Other countries that maintain trade relations with the US are reconsidering dollars as their trade and investment with China increases. Saudi Arabia, a major oil supplier for the US and China, is considering a yuan-denominated oil deal with Beijing. In 2018, officials from 14 African countries discussed using the yuan as a regional reserve currency. A large impetus likely stems from their involvement in Beijing’s Belt and Road Initiative (BRI), a global economic program that seeks to reorient global commerce around China. In Zimbabwe, the yuan became legal tender after China canceled its debt. ASEAN, a Southeast Asian alliance, adopted bilateral currency swaps with China, which World Financial Review economist Dr. Kalim Siddiqui argues will be the “demise of the US dollar.” Indonesia signed a bilateral agreement to promote the yuan’s use. Baizhu Chen, a clinical finance and business economics professor at the University of Southern California, explains that such countries “feel their economies could be held hostage to US policies” and “want to diversify their risk.”

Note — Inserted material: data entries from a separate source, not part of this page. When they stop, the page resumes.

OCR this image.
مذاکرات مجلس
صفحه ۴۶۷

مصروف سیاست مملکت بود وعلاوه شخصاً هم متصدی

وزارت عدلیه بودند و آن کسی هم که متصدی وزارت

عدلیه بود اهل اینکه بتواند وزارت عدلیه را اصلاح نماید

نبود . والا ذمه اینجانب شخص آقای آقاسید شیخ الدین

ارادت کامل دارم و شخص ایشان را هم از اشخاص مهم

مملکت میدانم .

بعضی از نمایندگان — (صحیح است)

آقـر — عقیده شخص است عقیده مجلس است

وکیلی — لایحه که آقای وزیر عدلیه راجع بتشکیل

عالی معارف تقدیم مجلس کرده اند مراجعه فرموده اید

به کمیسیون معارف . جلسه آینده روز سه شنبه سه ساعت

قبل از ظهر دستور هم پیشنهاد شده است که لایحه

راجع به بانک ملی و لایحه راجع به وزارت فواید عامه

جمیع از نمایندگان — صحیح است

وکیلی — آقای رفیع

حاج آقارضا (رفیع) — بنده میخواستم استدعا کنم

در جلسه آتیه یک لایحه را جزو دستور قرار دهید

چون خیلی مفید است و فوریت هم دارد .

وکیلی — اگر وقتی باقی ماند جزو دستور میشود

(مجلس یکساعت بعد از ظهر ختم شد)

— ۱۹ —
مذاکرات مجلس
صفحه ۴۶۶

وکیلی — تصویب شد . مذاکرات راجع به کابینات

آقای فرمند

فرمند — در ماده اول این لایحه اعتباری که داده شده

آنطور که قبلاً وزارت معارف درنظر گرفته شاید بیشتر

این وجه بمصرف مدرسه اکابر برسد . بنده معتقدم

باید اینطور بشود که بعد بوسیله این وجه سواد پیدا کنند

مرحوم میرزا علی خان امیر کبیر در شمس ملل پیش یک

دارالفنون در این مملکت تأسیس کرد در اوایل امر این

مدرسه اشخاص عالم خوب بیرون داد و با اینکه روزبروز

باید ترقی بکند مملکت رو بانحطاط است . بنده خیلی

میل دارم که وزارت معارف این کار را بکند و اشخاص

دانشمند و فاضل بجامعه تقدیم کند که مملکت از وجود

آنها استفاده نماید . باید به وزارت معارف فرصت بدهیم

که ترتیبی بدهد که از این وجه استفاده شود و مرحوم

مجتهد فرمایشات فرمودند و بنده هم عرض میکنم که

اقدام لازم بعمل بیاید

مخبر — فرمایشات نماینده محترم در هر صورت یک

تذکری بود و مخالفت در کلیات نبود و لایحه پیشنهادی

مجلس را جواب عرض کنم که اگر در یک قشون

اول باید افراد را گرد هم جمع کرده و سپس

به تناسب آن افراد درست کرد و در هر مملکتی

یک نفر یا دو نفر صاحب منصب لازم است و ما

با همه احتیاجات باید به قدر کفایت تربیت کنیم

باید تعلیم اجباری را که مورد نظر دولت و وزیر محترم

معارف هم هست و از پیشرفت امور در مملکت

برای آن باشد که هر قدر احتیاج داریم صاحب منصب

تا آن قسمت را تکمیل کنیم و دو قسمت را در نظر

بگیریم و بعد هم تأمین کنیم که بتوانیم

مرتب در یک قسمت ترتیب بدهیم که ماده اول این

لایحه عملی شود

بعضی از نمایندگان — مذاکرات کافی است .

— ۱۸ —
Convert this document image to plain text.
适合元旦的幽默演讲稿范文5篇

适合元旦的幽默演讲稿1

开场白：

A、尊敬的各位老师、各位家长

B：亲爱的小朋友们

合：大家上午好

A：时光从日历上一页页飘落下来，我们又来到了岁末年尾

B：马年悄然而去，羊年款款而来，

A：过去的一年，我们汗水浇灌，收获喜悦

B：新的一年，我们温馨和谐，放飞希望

China also plans to reshape its payment system with the rollout of a digital yuan, or e-CNY. In response, members of Congress raised concerns over the digital yuan’s potential to circumvent US sanctions and threaten the dollar’s status as a reserve currency. In addition, the digital yuan can facilitate cross-border payments without SWIFT, a global interbank messaging system, undermining US interests and bolstering China’s financial power.


Be that as it may, China’s financial structures hinder the internationalization process. Tight capital controls limit convertibility making capital withdrawals out of China extremely difficult for its citizens and investors alike. Foreign businesses registered in China are also bound by strict foreign exchange regulations which delay or restrict business capital transfers. Capital account liberalization is the prerequisite to widespread currency usage, but Peterson Institute for International Economics researchers Nicholas Lardy and Patrick Douglass note that “China does not yet meet any of the conditions necessary for convertibility.”